To study the requirements for msk in eye development, we used hs:Flp to induce msk null (msk⁵) clones 48, 72 and 96 hours before dissection at late third instar. When clones were induced 48 hours before dissection, we saw many, small homozygous msknull clones and homozygous wild-type twin spots(Fig. 2A), both anterior and posterior to the furrow. However, when clones were induced 72 hours before dissection there were fewer clones, and the twin spots were much larger than the msk null clones (Fig. 2B). This suggests that the msk null cells may have a growth disadvantage, or that the msk cells die, between 48 and 72 hours, indicating that Msk protein may perdure for at least 48 hours. Interestingly, at 72 hours after clone induction(Fig. 2B), msk clones survived posterior to the furrow in postmitotic territories, but there were no msk clones (only twin spots) anterior to the furrow. Additionally,clone induction 96 hours before dissection reveals even fewer but larger twin spots, and no msk clones (Fig. 2C). Thus, msk mutant cells are lost from proliferative domains. Loss of msk cells may be a result of cell competition between the msk cells and the surrounding wild-type tissue, or msk may be autonomously required for the survival of proliferating cells, much like ras, which also has a small clone phenotype(Baker and Rubin, 1992; Xu and Rubin, 1993; Halfar et al., 2001).

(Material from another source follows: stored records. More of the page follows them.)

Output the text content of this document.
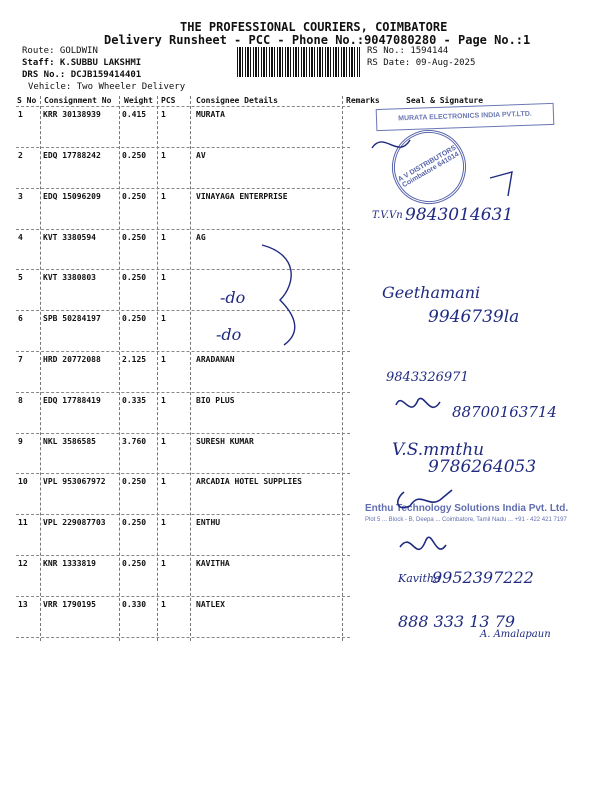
THE PROFESSIONAL COURIERS, COIMBATORE
Delivery Runsheet - PCC - Phone No.:9047080280 - Page No.:1
Route: GOLDWIN
Staff: K.SUBBU LAKSHMI
DRS No.: DCJB159414401
Vehicle: Two Wheeler Delivery
RS No.: 1594144
RS Date: 09-Aug-2025
S No Consignment No Weight PCS	Consignee Details	Remarks	Seal & Signature
1	KRR 30138939	0.415 1	MURATA
2	EDQ 17788242	0.250 1	AV
3	EDQ 15096209	0.250 1	VINAYAGA ENTERPRISE
4	KVT 3380594	0.250 1	AG
5	KVT 3380803	0.250 1
6	SPB 50284197	0.250 1
7	HRD 20772088	2.125 1	ARADANAN
8	EDQ 17788419	0.335 1	BIO PLUS
9	NKL 3586585	3.760 1	SURESH KUMAR
10 VPL 953067972 0.250 1	ARCADIA HOTEL SUPPLIES
11 VPL 229087703 0.250 1	ENTHU
12 KNR 1333819	0.250 1	KAVITHA
13 VRR 1790195	0.330 1	NATLEX
MURATA ELECTRONICS INDIA PVT.LTD.
A V DISTRIBUTORS Coimbatore 641014
Enthu Technology Solutions India Pvt. Ltd.
Plot 5 ... Block - B, Deepa ... Coimbatore, Tamil Nadu ... +91 - 422 421 7197
-do
-do
T.V.Vn 9843014631
Geethamani
9946739la
9843326971
88700163714
V.S.mmthu
9786264053
Kavitha
9952397222
888 333 13 79
A. Amalapaun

One possible reason that msk clones are much smaller than their wild-type counterparts might be that msk cells divide more slowly,which would suggest that msk affects the cell cycle. We, therefore,used ey:Flp to induce msk null clones, which where then examined for cell-cycle marker expression in phase 2: BrdU for S-phase(Fig. 2D-F), Cyclin E for late G1 (Fig. 2G-I), Cyclin D for G1 arrest, phospho-Histone H3 for mitosis and Cyclin A and B for G2 (data not shown). The absence of msk does not eliminate the expression of any of these markers, suggesting that there is no simple cell-cycle,stage-specific block.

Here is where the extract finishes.